Monday, May 18, 2009

Creative and Kindrid Spirits!

I just found this old newspaper article written in Homedale Utah newspaper around 1950 featuring Emma Tidwell My great Grandmother.I really never knew anything about her and I was blown away by this article and the similarities between our passions

In the photo she is wearing a crocheted dress that I am sure she made herself and I remember my Aunt Janie talking about her making wood pulp flowers. I feel so honored to be part of a line of loving creative joyful giving people, as you will see that she is as you read the article. I thought my creativity came mainly from my mother’s side of the family, artists and fine musicians. And from my dad the engineering side of my brain that figures out how things work…but I guess that the magic of art and music from the Holbrook’s and the creative liner thinking brain of the Tidwell’s found the perfect marriage in my parents and blessed me with a happy heart and a confidence in my ability to figure out how to make things and sing joyfully along the way! My Mother always took us to museums, the ballet and the symphony…While I watched my dad figure out how to fix anything and everything…Indeed the Tidwell’s have spawned a long line of inventors, while the Holbrook’s, Musicians, politicians and performers

Thanks Mom and Dad for sharing the best of both worlds with your children!

Here are the highlights of the article I can't get the scanned copy with the photo to appear but I will add that when posible

Everyone who loves nature is a potential artist, declares Mrs. Emma Tidwell. Who didn’t get around to taking up painting until she was 51. At 60 she began a career in fashioning artificial flowers.

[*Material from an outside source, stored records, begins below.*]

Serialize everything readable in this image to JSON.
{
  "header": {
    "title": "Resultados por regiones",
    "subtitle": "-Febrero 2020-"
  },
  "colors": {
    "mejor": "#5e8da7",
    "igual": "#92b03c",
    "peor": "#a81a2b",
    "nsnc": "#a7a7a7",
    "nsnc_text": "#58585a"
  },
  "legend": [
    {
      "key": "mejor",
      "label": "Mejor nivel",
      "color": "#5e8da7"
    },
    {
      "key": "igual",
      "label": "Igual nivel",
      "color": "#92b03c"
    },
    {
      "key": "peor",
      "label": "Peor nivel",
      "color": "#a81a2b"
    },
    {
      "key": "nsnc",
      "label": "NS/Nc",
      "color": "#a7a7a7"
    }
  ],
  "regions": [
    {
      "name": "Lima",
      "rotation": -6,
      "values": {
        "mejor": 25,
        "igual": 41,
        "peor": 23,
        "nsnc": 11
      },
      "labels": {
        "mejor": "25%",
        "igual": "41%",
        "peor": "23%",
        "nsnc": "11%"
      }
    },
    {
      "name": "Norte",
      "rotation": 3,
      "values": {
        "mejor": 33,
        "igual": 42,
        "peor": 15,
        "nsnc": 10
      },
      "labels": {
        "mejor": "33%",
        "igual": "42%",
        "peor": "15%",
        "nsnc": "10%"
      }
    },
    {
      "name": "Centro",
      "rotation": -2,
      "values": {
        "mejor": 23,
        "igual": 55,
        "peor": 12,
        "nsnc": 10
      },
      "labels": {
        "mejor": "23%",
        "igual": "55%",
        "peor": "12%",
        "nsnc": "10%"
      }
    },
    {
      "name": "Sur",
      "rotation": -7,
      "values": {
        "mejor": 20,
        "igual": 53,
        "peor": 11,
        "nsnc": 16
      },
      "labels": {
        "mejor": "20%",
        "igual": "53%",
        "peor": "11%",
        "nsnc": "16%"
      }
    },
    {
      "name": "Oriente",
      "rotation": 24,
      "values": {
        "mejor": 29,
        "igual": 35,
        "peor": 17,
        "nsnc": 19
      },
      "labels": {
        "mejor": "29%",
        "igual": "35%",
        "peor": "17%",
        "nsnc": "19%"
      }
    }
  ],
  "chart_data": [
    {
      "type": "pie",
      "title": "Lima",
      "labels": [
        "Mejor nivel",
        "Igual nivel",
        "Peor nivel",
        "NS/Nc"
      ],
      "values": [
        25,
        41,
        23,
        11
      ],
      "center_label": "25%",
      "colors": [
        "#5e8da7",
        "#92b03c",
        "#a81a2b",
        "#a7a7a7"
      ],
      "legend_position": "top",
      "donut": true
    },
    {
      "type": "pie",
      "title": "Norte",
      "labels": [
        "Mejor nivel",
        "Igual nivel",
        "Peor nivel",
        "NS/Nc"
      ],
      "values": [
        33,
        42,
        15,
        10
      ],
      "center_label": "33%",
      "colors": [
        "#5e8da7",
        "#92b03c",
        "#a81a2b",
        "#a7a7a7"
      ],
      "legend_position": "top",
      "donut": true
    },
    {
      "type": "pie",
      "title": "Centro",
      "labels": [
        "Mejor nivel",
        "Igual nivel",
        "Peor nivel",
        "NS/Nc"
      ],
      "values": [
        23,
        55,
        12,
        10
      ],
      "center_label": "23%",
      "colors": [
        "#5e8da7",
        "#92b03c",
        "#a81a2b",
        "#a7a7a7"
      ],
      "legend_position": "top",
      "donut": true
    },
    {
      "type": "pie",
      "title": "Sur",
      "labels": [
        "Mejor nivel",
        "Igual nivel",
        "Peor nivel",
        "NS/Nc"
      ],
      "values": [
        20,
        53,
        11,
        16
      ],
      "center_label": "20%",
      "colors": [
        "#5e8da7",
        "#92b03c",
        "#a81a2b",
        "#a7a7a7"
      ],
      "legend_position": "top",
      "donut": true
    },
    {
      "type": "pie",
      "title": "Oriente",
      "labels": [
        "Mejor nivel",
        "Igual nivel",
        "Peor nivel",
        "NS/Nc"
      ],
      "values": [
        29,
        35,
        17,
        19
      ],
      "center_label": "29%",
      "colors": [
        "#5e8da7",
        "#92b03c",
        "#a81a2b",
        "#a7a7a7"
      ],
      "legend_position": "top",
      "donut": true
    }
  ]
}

Hard work incidental to raising a family of 12 children kept her from kept her from enjoying artist hobbies when younger, although she has always fashioned decorations for Mormon Church affairs. She has been active there all her life.

She recalls an early interest in artwork and thinks nature is the best teacher. Looking back, she reflects that her first brush with creative ear was at the age of six.

Using wild flowers she could gather at a picnic, she wove a floral wreath with which to crown her best friend queen of the affair.

Lives alone

Mrs. Tidwell, who is quite active for her age, lives alone in her home on Idaho Avenue. She drew the blueprints and is justly proud of the result. The rooms of her home are decorated with her own oil and crayon paintings and one corner of her living room is reserved for displays of her flowers, fashioned into some scene from nature. Her home is alive with various forms of her art. Fine crocheted doilies cover the tables. Curtains are her windows are paper creations that look like lace. Photographs are in frames she has made. And the walls on her home are covered with plain paper on which she has painted the designs.

“My eyesight is failing and I have been forced to give up painting crocheting and sewing. But it does give me more time for making flowers” Mrs. Tidwell said cheerfully as she held up squares of delicately tinted material from which she will make a rosebud. “ I take real flowers apart and then study them for models. Then try to match them as nearly as possible when making my blossoms”.

The artificial flowers she makes are in demand for corsages, and as decorations for banquets and other social affairs. She has exhibited them and won prizes at many fairs. She was awarded a special prize several years ago at the Nampa rose festival when she displayed an exhibit of 12 varieties of roses.

Asked whether the making of flowers was a lucrative business Mrs. Tidwell smiled and replied…”A happy hobby although I do sell some of them I make them more for a hobby than for sale and I have given away hundreds of sprays of flowers for funerals and to hospitals. The happiness I get from making beautiful flowers and duplicating the real ones, the satisfaction cannot be measured in money.”

Her painting crochet work knitting and sewing are still shown at fairs in the area.

She always did all the sewing for her family of 12 children and she still makes many of her own clothes

She took a course in millenary and spent several years working in a millenary shop. She has always been a nature lover and collects pictures of scenic views. She has re produced many of those scenes in pastels and oils some of them many times to give the pictures to friends and relatives

In flower creation she has found a happy and profitable career. Something to keep her cheerful interested and interesting. She is an inspiration to those who know and love her.